Around the Web

How Did This Happen? Understanding the Issue of Third-Party Tracking Tech in Healthcare

Jill McKeon, for Health IT Security:

In June 2022, journalists discovered that a third of Newsweek’s top 100 hospitals in America had the Meta Pixel installed on their websites, which allegedly sent a packet of data to Facebook whenever a visitor clicked a button to schedule a doctor’s appointment. …

The Markup, also observed the Meta Pixel operating inside the password-protected patient portals of seven health systems, sending patient names, medication information, and appointment details to Facebook. …

Following the article’s publication, an influx of breach notifications and lawsuits rolled in, with hospitals across the country admitting that tracking tech originally installed to measure and evaluate website visitor trends had inadvertently been disclosing sensitive information to tech companies such as Meta and Google.

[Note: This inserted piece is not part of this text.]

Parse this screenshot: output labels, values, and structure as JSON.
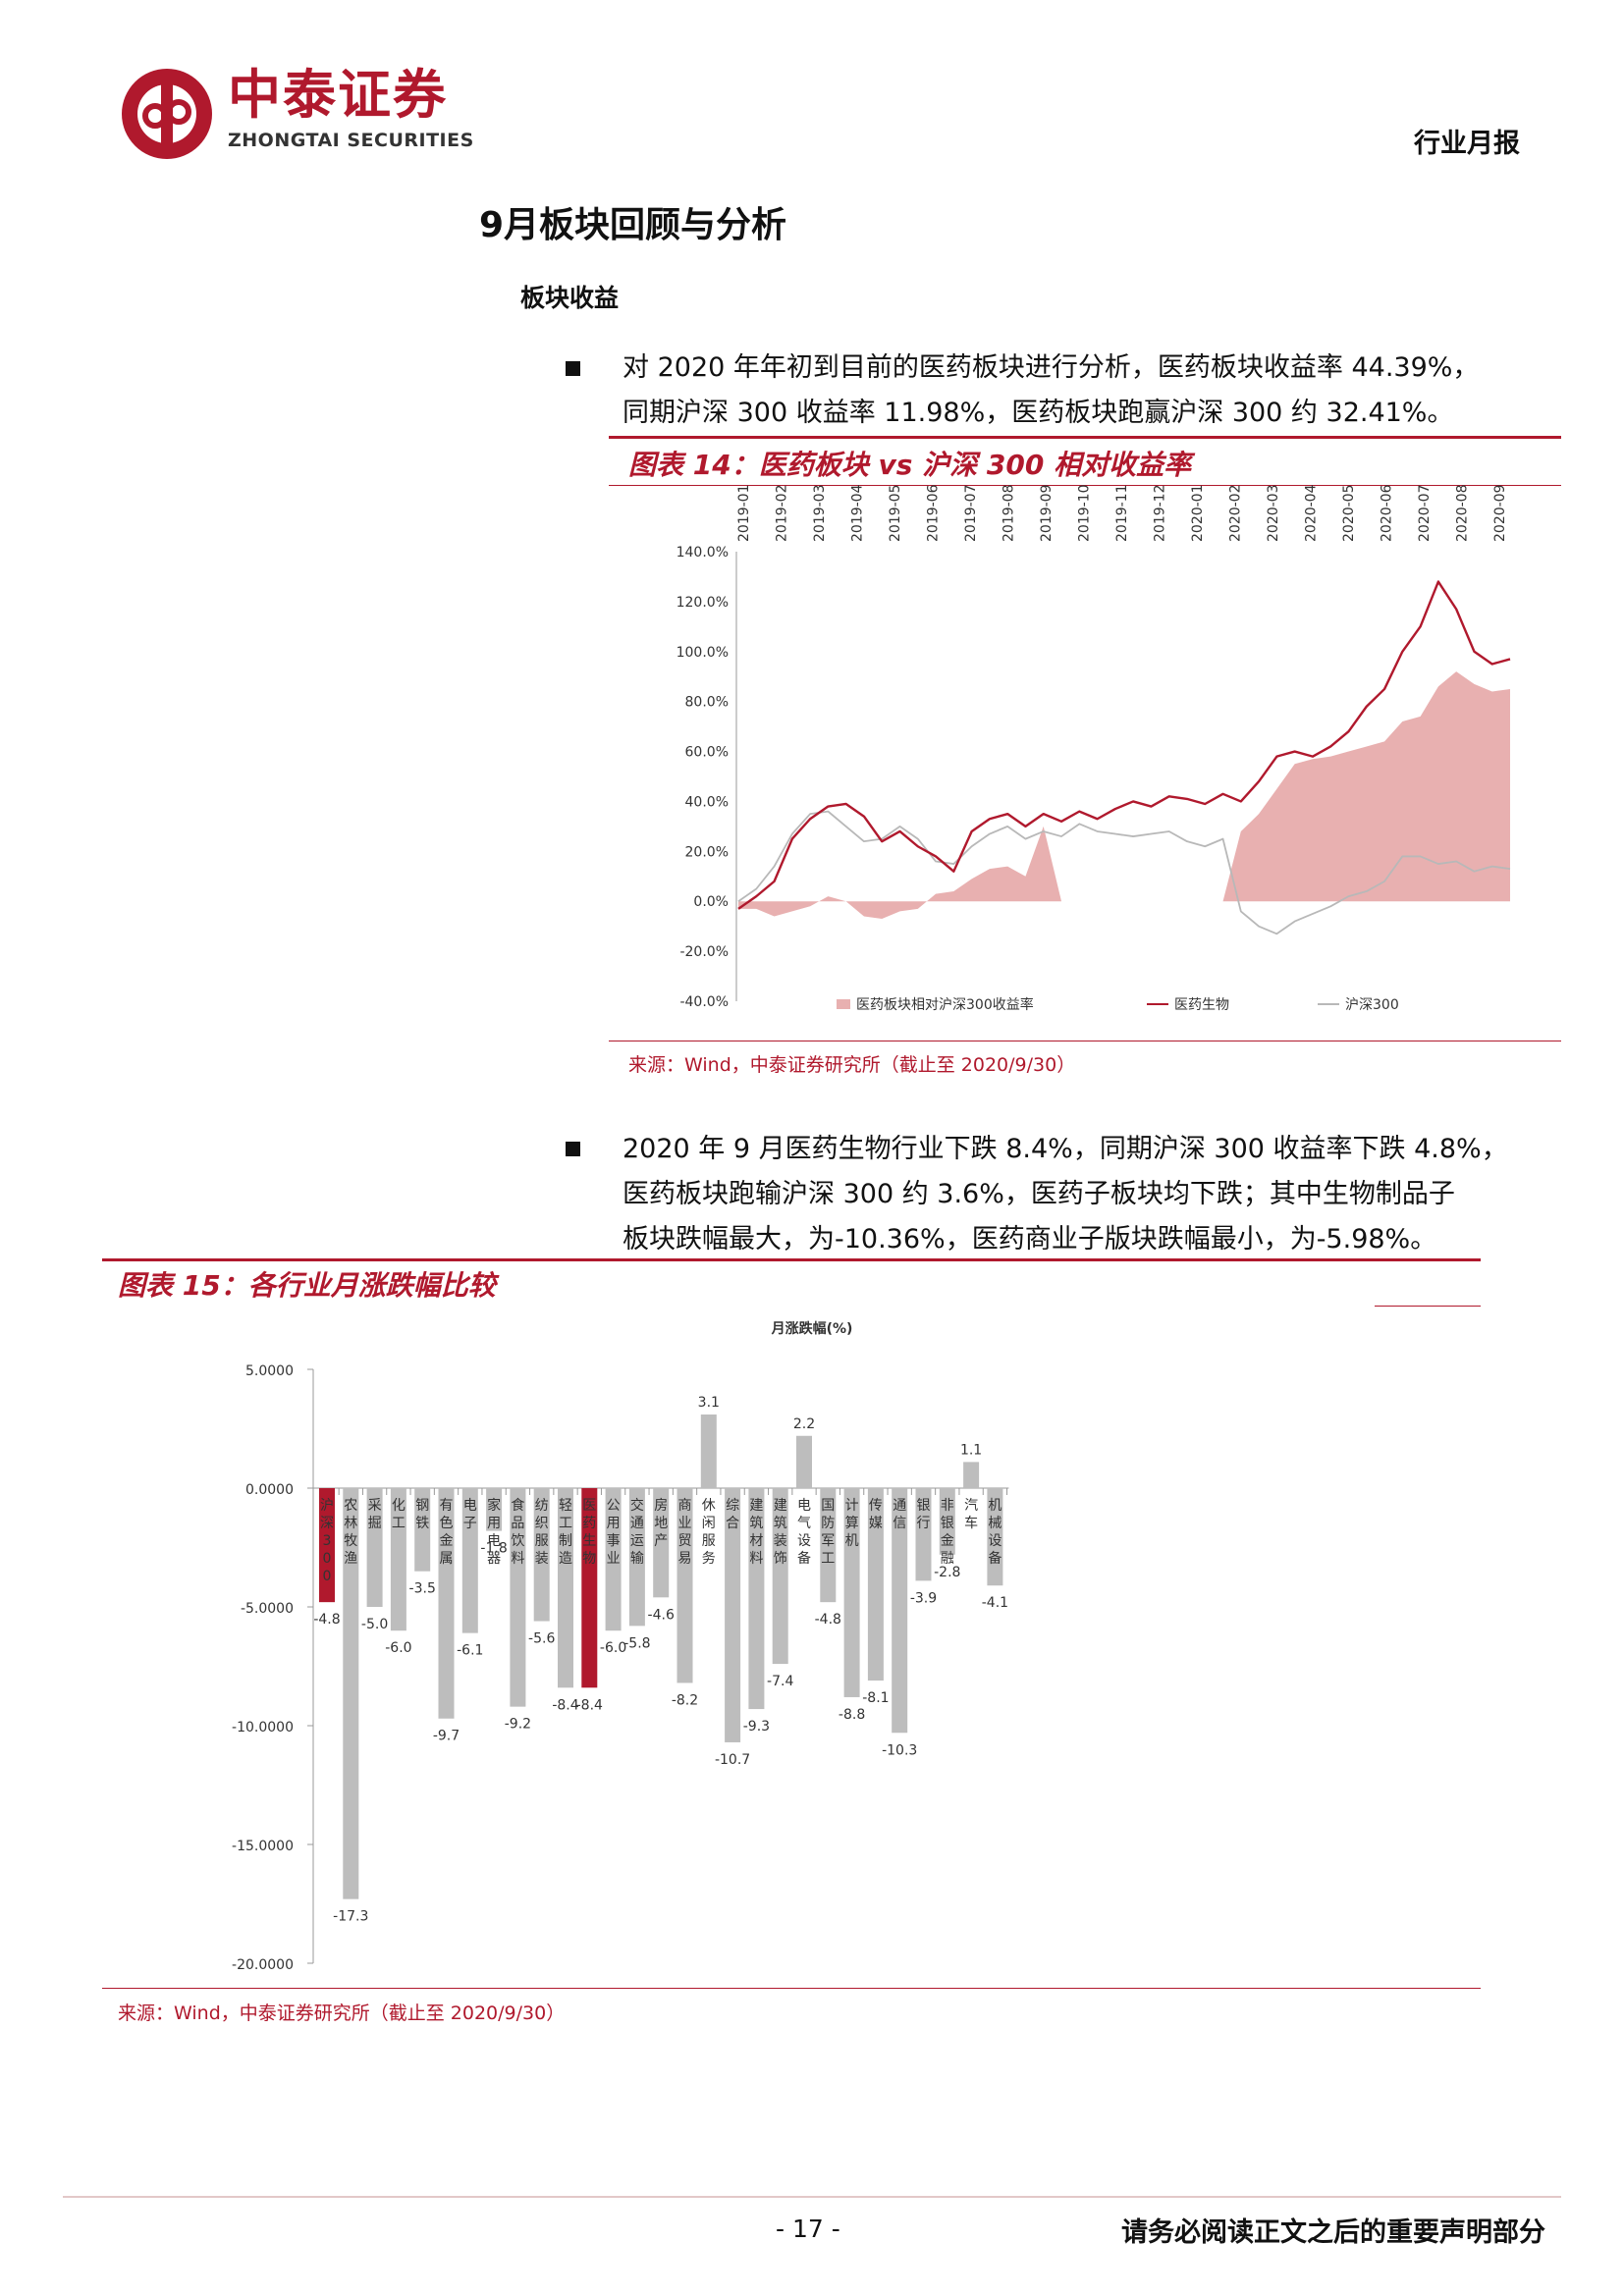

In the year since these discoveries were made, healthcare data security and privacy experts have raised concerns not only about why this technology remains so widespread across healthcare, but why many hospitals were not even aware that this tech was quietly operating on their systems for years.

Understanding the root causes of this issue requires a deep dive into what this tracking tech promises to provide its customers, and the communication, technical, and regulatory gaps that contributed to this problem going unnoticed at some healthcare organizations.